Erano tempi in cui non c’era ricchezza di giochi elettronici costosi ma spesso noiosi nella loro ripetitività ma ci bastava un po’ di fantasia , unita alla sapienza delle mani nostre e degli anziani per accendere il nostro entusiasmo, alimentare in noi il desiderio di poter utilizzare anche pietre o pezzi di legno per trasformarli come per magia in animaletti buffi, con pochi tratti di colore o in carretti o in pinocchietti che con elastici sapientemente disposti potevano muoversi dando vita a originali burattini.
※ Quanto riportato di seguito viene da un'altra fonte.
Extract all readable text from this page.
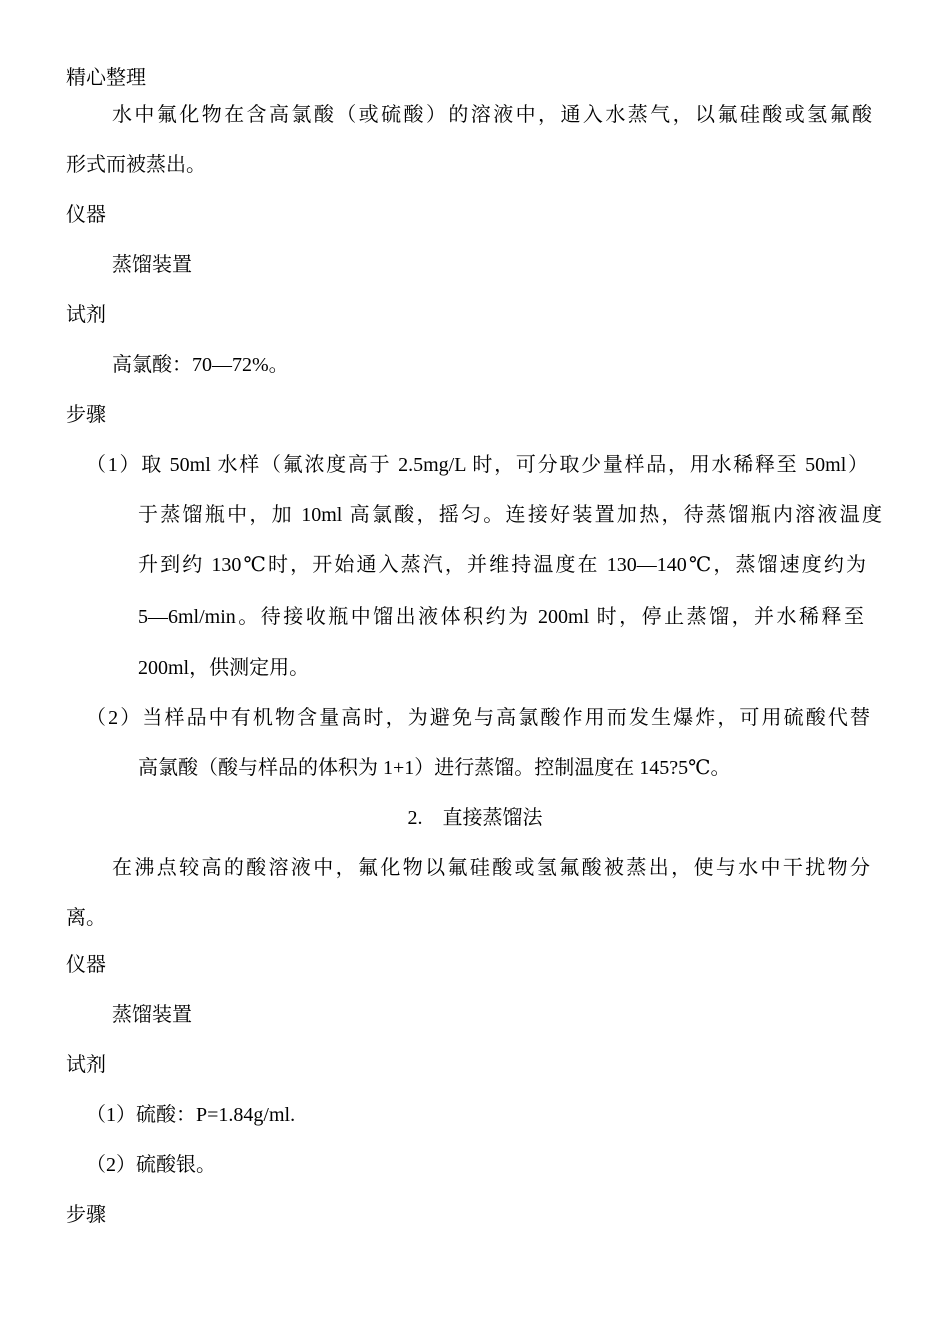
精心整理
水中氟化物在含高氯酸（或硫酸）的溶液中，通入水蒸气，以氟硅酸或氢氟酸
形式而被蒸出。
仪器
蒸馏装置
试剂
高氯酸：70—72%。
步骤
（1）取 50ml 水样（氟浓度高于 2.5mg/L 时，可分取少量样品，用水稀释至 50ml）
于蒸馏瓶中，加 10ml 高氯酸，摇匀。连接好装置加热，待蒸馏瓶内溶液温度
升到约 130℃时，开始通入蒸汽，并维持温度在 130—140℃，蒸馏速度约为
5—6ml/min。待接收瓶中馏出液体积约为 200ml 时，停止蒸馏，并水稀释至
200ml，供测定用。
（2）当样品中有机物含量高时，为避免与高氯酸作用而发生爆炸，可用硫酸代替
高氯酸（酸与样品的体积为 1+1）进行蒸馏。控制温度在 145?5℃。
2.　直接蒸馏法
在沸点较高的酸溶液中，氟化物以氟硅酸或氢氟酸被蒸出，使与水中干扰物分
离。
仪器
蒸馏装置
试剂
（1）硫酸：P=1.84g/ml.
（2）硫酸银。
步骤
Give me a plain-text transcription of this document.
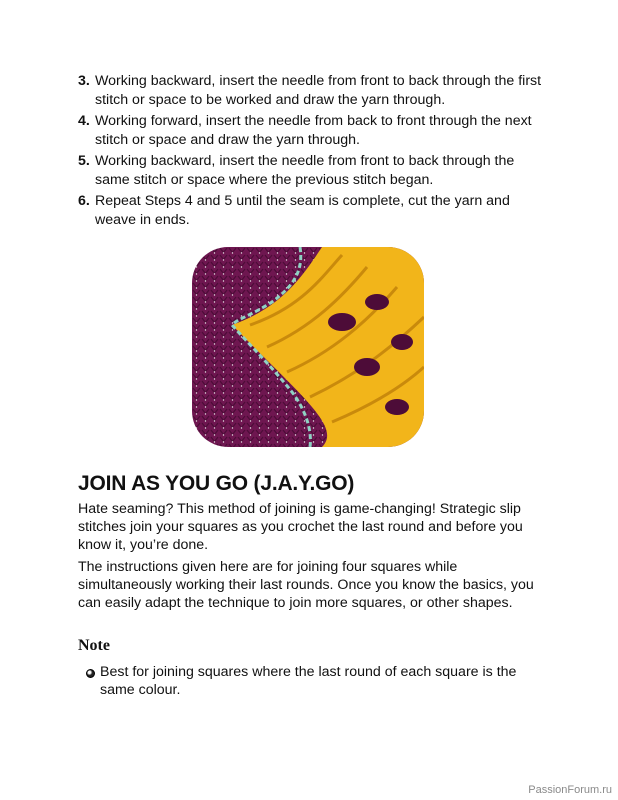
3. Working backward, insert the needle from front to back through the first stitch or space to be worked and draw the yarn through.
4. Working forward, insert the needle from back to front through the next stitch or space and draw the yarn through.
5. Working backward, insert the needle from front to back through the same stitch or space where the previous stitch began.
6. Repeat Steps 4 and 5 until the seam is complete, cut the yarn and weave in ends.
JOIN AS YOU GO (J.A.Y.GO)

Hate seaming? This method of joining is game-changing! Strategic slip stitches join your squares as you crochet the last round and before you know it, you’re done.

The instructions given here are for joining four squares while simultaneously working their last rounds. Once you know the basics, you can easily adapt the technique to join more squares, or other shapes.

Note
Best for joining squares where the last round of each square is the same colour.
PassionForum.ru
Senza saperlo… non avevamo ancora accanto gli odierni mostri tecnologici, che, se non bene utilizzati possono essere molto pericolosi ed… eravamo davvero felici nel pianeta dei giochi ereditati da popoli antichi (palla, mosca cieca, monopattini, monete, cerchi, archi, fionde tiro alla fune, altalena, trottola ecc.), e con l’improvvisazione imparavamo ad acuire la nostra capacità di vivere la realtà, conoscere la nostra vera essenza, scoprire le nostre curiosità, i nostri sogni, i nostri talenti. Si trattava quindi di giochi che traevano humus vitale dal passato, e ci facevano crescere in progettualità e fantasia consentendoci di vivere gli spazi presenti nei vicoli o nei condomini incentivando fantasia, creatività, intuito, capacità di dialogo e progettualità. È cosa magica, oggi, poterli rintracciare in uno splendido testo e poter rivivere belle e liete atmosfere ricche di amicizia, sana allegria e libertà.

(Felice Alloggio)
GRAZIE Felice Alloggio per consentire anche ai nostri figli e nipoti di avere questa preziosa eredità di giochi recuperati dalla memoria e scritti in dialetto barese con relativa sintesi in lingua italiana. Non dimenticare radici identitarie sempre e comunque… porta a ripensare con più responsabilità alla nostra vera essenza e, recuperare giochi del passato, aiuta a divenire più degni della nostra umanità.